Total revenue declined 4%, or 5% on a Constant $ basis, primarily due to the unfavorable results of our China operations. The decline in the
region’s Active Representatives was primarily due to China. Active Representatives, excluding China, declined 1%. As previously disclosed,
our business in China is predominantly retail. We do not believe including China within the Growth in Active Representatives calculation for
the segment provides for a relevant indicator of underlying business trends. During the second half of 2012, we began receiving from
Beauty Boutiques, independently owned retail stores selling Avon products in China, consolidated orders that were previously received as
multiple orders and counted as such in our Growth in Active Representatives calculation. Revenue in China declined 22%, or 24% in
Constant $, due to declines in unit sales resulting from continuing weak performance in that market. Revenue in the Philippines grew 7%,
or 4% in Constant $, driven by growth in Active Representatives.

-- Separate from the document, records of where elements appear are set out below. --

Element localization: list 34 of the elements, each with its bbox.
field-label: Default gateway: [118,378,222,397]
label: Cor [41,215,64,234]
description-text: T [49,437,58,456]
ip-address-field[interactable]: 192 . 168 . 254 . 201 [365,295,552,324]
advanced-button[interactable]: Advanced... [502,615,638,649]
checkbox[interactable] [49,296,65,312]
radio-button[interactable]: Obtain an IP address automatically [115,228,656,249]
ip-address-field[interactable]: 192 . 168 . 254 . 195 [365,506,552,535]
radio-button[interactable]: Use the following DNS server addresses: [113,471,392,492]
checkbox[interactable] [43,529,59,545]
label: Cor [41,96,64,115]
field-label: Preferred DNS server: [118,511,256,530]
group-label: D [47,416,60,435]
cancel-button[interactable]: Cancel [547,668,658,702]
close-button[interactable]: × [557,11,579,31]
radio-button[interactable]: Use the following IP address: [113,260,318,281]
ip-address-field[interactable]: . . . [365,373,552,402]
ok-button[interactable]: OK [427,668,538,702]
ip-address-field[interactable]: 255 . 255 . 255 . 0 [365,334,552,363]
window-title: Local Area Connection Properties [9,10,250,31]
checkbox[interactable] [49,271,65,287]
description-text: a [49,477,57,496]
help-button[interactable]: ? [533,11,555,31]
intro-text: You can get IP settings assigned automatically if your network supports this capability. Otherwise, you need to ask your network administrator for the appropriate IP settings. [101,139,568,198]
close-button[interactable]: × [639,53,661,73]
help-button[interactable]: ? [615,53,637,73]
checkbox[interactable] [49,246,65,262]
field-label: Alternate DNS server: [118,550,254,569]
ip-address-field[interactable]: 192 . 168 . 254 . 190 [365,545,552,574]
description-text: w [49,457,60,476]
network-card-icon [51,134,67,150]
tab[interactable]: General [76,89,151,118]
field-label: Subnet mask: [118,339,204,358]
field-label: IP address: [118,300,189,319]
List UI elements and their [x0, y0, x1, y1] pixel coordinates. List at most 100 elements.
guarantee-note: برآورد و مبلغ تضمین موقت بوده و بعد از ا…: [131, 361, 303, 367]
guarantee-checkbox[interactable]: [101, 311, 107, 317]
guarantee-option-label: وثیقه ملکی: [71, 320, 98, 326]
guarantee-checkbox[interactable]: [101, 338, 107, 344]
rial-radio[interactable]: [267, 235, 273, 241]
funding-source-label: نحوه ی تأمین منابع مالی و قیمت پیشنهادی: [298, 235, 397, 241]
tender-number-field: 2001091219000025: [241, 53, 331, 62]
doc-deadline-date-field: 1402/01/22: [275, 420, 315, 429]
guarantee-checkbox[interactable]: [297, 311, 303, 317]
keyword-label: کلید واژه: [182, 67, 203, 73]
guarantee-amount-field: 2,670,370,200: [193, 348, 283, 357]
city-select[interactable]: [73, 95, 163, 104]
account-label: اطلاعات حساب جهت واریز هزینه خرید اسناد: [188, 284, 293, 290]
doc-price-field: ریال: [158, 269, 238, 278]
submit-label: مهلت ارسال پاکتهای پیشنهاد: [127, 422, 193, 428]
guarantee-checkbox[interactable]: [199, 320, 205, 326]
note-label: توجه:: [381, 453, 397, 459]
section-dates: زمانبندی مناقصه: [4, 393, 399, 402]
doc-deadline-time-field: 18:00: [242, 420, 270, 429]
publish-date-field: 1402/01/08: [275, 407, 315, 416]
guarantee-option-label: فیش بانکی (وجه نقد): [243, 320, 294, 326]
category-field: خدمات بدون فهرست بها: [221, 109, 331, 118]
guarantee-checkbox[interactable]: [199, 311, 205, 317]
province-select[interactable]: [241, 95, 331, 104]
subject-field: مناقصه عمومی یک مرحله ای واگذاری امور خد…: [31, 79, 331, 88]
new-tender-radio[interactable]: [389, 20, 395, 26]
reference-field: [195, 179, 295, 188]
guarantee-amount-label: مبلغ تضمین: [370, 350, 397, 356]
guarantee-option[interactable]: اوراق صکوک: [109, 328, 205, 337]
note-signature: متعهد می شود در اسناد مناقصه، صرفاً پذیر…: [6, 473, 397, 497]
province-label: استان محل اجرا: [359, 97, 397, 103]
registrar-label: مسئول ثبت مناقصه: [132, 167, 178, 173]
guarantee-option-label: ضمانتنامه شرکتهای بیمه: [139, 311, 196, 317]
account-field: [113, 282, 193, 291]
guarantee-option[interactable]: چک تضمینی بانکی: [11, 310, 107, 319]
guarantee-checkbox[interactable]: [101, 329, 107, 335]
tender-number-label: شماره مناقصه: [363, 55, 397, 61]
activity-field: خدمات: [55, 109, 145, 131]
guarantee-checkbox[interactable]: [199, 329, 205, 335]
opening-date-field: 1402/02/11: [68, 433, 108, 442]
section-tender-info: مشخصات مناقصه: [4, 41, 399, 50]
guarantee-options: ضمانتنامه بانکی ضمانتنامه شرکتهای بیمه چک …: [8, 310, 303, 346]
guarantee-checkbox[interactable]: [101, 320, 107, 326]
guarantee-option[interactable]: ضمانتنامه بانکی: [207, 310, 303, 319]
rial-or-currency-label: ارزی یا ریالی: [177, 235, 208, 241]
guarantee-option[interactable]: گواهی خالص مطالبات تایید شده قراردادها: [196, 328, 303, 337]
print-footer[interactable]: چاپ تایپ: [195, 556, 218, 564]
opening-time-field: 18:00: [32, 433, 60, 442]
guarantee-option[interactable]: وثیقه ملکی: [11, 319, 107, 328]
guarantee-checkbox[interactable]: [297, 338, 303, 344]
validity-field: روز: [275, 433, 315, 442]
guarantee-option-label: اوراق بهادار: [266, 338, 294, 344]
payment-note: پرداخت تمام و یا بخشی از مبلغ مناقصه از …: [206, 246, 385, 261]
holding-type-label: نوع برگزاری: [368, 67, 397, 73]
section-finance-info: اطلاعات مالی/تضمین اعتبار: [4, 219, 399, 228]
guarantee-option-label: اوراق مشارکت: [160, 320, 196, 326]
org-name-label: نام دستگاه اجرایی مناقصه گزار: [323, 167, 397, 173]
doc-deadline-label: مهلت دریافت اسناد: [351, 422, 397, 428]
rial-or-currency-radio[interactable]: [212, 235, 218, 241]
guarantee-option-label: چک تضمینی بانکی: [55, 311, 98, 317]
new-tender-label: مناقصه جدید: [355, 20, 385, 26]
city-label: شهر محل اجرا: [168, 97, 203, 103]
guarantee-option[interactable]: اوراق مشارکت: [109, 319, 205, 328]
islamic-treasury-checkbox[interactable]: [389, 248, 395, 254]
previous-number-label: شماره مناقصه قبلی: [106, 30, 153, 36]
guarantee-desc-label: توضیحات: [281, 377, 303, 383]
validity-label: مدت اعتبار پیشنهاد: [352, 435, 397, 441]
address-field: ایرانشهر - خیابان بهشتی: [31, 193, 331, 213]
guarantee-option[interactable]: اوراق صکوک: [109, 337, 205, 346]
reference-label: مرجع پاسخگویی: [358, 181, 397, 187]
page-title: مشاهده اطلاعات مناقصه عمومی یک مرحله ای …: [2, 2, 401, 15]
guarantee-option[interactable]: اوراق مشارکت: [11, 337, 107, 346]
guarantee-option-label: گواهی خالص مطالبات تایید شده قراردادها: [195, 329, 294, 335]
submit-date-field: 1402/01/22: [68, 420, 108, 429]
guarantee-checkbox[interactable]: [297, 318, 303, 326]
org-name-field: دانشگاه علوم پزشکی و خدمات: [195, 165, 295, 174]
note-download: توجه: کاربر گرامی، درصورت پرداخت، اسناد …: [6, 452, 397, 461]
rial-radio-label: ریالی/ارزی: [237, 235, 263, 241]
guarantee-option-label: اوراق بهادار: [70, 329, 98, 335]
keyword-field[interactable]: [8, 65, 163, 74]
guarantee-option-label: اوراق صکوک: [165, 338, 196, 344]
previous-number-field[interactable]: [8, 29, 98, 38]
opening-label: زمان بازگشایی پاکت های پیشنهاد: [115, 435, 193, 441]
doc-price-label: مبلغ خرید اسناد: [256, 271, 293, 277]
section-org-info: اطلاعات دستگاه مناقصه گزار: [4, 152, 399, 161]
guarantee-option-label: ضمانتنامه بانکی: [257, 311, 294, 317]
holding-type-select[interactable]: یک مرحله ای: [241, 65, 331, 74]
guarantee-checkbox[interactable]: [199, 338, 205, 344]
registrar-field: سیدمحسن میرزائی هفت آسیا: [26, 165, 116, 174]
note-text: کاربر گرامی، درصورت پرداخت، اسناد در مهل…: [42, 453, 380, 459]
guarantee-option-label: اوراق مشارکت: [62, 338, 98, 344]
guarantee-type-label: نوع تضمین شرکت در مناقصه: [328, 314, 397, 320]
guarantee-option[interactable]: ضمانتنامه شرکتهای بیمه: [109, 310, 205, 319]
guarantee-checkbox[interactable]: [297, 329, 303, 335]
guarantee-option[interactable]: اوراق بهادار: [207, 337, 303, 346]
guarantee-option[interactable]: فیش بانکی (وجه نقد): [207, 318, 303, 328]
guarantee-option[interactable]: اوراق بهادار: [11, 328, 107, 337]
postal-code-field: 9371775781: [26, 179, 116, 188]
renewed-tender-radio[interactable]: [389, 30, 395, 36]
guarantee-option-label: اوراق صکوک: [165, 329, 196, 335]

Operating margin was negatively impacted by 4.9 points by a non-cash goodwill impairment charge associated with our China business. See
Note 17, Goodwill and Intangible Assets, on pages F-48 through F-51 of our 2012 Annual Report for more details. Operating margin was
also negatively impacted by 2.0 points as compared to the prior-year period from higher CTI restructuring. Adjusted Non-GAAP operating
margin declined 1.1 points, or 1.3 points on a Constant $ basis, primarily as a result of:
a decline of 1.1 points due to lower gross margin caused primarily by .7 points from the unfavorable net impact of mix and higher pricing
primarily due to weakness in skincare;
a decline of 1.2 points due to wage inflation outpacing revenue growth, partially offset by restructuring savings; and
a benefit of 1.0 point from lower investments in RVP, primarily due to China as we transition to a retail compensation model in that
market.
Asia Pacific – 2011 Compared to 2010
%/Point Change
2011 2010 US$ Constant $
Total revenue $942.4 $981.4 (4)% (9)%
Operating profit 81.4 82.6 (1)% (13)%
CTI restructuring (.3) (.3)
Adjusted Non-GAAP operating profit $ 81.1 $ 82.3 (1)% (13)%
Operating margin 8.6% 8.4% .2 (.3)
CTI restructuring
Adjusted Non-GAAP operating margin 8.6% 8.4% .2 (.3)
Active Representatives (11)%
Units sold (9)%
Amounts in the table above may not necessarily sum due to rounding.